Germs are as common in elementary schools as notebooks and No. 2 pencils. Kids get sick, they go to the nurse, they get picked up, they get taken to a doctor if they can get an appointment, and they miss school – sometimes for issues that could take a doctor just minutes to diagnose.
In Chester County, there’s a community effort underway to stop this cycle and help sick students see a doctor as quickly as possible, without leaving the Chester Park complex, which houses three of the district’s elementary schools.
“Our telemedicine program is just going to be a phenomenal opportunity for students who maybe don’t get to go to the doctor that often,” said Laura Hinson, nurse at the School of the Arts.
Never miss a local story.
The telemedicine program looks like this: A student comes to one of the nurse’s offices and tells the nurse his or her symptoms.

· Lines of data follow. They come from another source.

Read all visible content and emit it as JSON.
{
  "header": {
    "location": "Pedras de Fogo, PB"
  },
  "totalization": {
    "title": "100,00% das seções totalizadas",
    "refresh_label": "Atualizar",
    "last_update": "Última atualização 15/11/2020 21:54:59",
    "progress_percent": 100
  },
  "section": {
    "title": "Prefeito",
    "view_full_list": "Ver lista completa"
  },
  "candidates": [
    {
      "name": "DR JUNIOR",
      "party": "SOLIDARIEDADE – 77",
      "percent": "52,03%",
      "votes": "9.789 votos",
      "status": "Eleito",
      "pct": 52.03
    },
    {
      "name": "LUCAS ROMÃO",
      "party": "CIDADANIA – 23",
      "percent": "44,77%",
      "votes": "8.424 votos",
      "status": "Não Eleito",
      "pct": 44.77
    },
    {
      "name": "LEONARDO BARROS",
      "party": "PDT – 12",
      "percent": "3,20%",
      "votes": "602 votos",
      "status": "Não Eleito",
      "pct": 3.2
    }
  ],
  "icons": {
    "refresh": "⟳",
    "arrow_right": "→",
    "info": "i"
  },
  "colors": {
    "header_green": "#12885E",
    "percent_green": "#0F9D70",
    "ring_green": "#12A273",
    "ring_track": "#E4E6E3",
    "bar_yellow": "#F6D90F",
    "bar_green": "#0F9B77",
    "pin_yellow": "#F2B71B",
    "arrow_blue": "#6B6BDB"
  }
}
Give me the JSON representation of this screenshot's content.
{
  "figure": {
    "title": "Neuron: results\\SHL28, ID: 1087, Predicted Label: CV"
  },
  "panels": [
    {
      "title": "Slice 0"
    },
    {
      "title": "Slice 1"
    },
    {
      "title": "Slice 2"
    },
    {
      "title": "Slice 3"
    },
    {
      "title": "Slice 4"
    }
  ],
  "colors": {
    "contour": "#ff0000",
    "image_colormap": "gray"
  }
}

The nurse does an assessment and determines whether the student is a good candidate for the telemedicine program, Hinson said. If so, the nurse alerts the parents and schedules an “appointment” that day with the office of Dr. Sam Stone, a doctor at Lowrys Family Medicine.
When the time comes for the appointment, the nurse and the student meet with Stone via webcam with medical devices hooked up at the school that transmit information such as images or sounds back to Stone’s office. He can then diagnose a child, prescribe medication or refer the student to another doctor, if necessary.
The virtual visit gets billed to the student’s insurance, just as it would if he or she went to the appointment in person.
“For us, if we don’t have healthy children, we’re not going to have those learners we need in the classroom,” said Jean Ligon, the school district’s director of exceptional children.
By providing the telemedicine service, Ligon said, the hope is that children will be healthier and, if they are sick, will be able to miss less school.
The development of Chester Park’s telemedicine program was a joint effort among the district, the Upper Midlands Rural Health Network and the Chester Healthcare Foundation, superintendent Agnes Slayman said.
“It was a wonderful concept to come out of Upper Midlands Rural Health Network because you were doing preventive services and intervention,” Slayman said. “If you can bring kids to the health care on-site, you don’t lose instructional time.”
While the telemedicine program has been up and running for several months, Ligon said it’s been a pretty healthy year for students at the Chester Park complex, so they haven’t had to bring out the equipment that frequently. But the nurses have a had a few great experiences, she said, where children were able to get the medical attention they needed.
The Chester Healthcare Foundation hopes to expand the telemedicine program to other Chester schools soon, foundation president Bill Bundy said.